Su lenta y cuidadosa forma de ir tejiendo las tragedias individuales funciona como una gran historia coral de horror, sí, pero sobre todo como una perturbadora reflexión sobre el duelo, la fe y no menos la represión moral que caracteriza al catolicismo.
Si en esa obra maestra que es The Wicker Man (Robin Hardy, 1973), los habitantes protegían con recelo sus tradiciones paganas a la vez que vivían gustosa y colectivamente, sin excepción, dicha forma de vida, en Crockett de entrada existe un sutil antagonismo avivado por una cuestión religiosa. Es decir, están los católicos conservadores que asisten a misa y velan por un comportamiento correcto; y por otro lado tenemos a los “marginales”, ese grupo que ya sea por su estilo de vida o porque profesan otra religión, son vistos con peligroso recelo. Flanagan, es cierto, propone un setup similar de sectarismo muy propio de una comunidad aislada, pero rápidamente nos demuestra que dichos habitantes en realidad no tienen un sentido de comunidad.
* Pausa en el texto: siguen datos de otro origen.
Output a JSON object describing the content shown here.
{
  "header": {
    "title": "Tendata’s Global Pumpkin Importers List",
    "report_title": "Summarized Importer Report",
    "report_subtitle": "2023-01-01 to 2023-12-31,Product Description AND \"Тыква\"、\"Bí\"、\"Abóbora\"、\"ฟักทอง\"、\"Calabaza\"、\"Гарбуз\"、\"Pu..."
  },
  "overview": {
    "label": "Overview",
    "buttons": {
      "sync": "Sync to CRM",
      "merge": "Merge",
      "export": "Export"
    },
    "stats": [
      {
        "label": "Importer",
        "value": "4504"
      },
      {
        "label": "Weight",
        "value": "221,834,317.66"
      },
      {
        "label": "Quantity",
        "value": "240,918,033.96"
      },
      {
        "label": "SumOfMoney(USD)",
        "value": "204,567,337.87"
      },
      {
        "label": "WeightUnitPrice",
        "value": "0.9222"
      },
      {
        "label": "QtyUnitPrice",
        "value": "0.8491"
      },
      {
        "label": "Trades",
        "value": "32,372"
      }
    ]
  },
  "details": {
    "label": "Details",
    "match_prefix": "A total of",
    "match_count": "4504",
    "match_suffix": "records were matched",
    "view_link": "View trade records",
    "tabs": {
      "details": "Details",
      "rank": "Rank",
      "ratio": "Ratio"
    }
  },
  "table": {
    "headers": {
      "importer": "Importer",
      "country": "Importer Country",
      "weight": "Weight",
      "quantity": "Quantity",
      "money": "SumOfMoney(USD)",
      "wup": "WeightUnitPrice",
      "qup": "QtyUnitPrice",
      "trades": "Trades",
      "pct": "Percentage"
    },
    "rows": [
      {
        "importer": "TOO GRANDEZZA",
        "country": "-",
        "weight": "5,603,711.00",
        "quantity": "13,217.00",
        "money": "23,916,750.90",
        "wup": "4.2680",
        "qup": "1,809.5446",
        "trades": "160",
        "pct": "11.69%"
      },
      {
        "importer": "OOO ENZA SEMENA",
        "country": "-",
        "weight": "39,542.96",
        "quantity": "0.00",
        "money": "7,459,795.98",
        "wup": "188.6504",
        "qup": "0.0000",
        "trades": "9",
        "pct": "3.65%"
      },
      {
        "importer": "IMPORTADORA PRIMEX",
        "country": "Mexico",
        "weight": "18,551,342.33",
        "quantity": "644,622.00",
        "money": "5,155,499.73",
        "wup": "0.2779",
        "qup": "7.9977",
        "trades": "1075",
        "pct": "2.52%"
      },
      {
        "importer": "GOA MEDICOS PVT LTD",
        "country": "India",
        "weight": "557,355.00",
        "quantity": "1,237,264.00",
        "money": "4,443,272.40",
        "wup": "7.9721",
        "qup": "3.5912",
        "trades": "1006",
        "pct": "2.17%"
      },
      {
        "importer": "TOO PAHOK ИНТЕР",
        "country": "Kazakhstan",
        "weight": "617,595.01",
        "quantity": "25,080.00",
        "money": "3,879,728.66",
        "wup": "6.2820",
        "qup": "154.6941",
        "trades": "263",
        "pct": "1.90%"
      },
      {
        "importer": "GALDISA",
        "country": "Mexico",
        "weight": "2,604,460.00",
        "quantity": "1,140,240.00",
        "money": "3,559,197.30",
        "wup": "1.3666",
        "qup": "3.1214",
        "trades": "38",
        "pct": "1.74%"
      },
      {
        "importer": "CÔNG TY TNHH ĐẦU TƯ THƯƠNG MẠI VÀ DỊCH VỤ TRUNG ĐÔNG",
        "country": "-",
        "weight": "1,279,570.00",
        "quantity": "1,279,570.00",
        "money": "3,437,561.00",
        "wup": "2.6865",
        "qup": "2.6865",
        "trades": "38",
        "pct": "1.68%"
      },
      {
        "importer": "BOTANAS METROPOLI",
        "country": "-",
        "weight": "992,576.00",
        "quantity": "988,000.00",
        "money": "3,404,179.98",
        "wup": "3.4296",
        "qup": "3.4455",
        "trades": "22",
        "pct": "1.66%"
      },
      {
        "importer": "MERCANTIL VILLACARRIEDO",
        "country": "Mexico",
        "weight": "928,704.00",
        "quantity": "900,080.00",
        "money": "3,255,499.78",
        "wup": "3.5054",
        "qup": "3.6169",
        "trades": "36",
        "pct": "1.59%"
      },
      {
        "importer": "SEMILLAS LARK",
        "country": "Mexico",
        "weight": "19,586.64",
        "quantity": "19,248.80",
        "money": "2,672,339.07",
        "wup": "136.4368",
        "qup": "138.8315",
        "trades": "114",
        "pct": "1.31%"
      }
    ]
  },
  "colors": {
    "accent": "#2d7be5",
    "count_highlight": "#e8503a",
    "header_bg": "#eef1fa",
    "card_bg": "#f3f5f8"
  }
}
Y la entrada de un elemento sobrenatural a la historia será el combustible que avive dichas confrontaciones.
Los terrenos de Midnight Mass no son tanto los del horror folclórico, aunque el ambiente bien nos remita a ello, sino los de obras como Dolores Claiborne, Salem’s Lot y The Mist, todas ellas obras de la pluma de King. Son sobre todo estás dos últimas a las que alude formidablemente.
Si en The Mist, por ejemplo, lo que escondía la misteriosa neblina era lo de menos a comparación de la maliciosa Señora Carmody, en Midnight Mass la verdadera maldad gira alrededor del personaje de Bev Keane (excelente actuación de Samantha Sloyan), la fanática cuya conveniente y perversa interpretación de la biblia son el detonante para la destrucción de la comunidad. Pero dónde Flanagan se distingue (aparte de ser una obra audiovisual, claro está), es que dicho tono sobrenatural no pasa a ser el centro del conflicto, sino que termina de moldear el arco de los protagonistas.
La conjugación de sus criticados y celebrados monólogos con las propiedades que toda historia de horror debe tener nos da como resultado una serie que cierto, por momentos deriva hacia el aspecto más rosa del melodrama, pero nunca deja de ser tenebrosa en sus modos de aproximarse a una mitología como la del vampirismo.
No se queda pues en la lucha superficial del bien contra el mal de la mencionada Salems Lot, sino que va más allá al reflexionar sobre la mortalidad y la inmortalidad desde el punto de vista religioso pero sin perder de vista la condición fantástica que las rodea.
Puede no ser totalmente innovador y aun así logra apropiarse de las reglas para entregar entretenimiento, claro, pero también una interesante parábola moderna de la fe.
Es un triunfo que lo haga desde la trinchera del horror con una efectividad que balancea bien el aspecto comercial con las inquietudes que lo convierten ya en un cineasta mayor.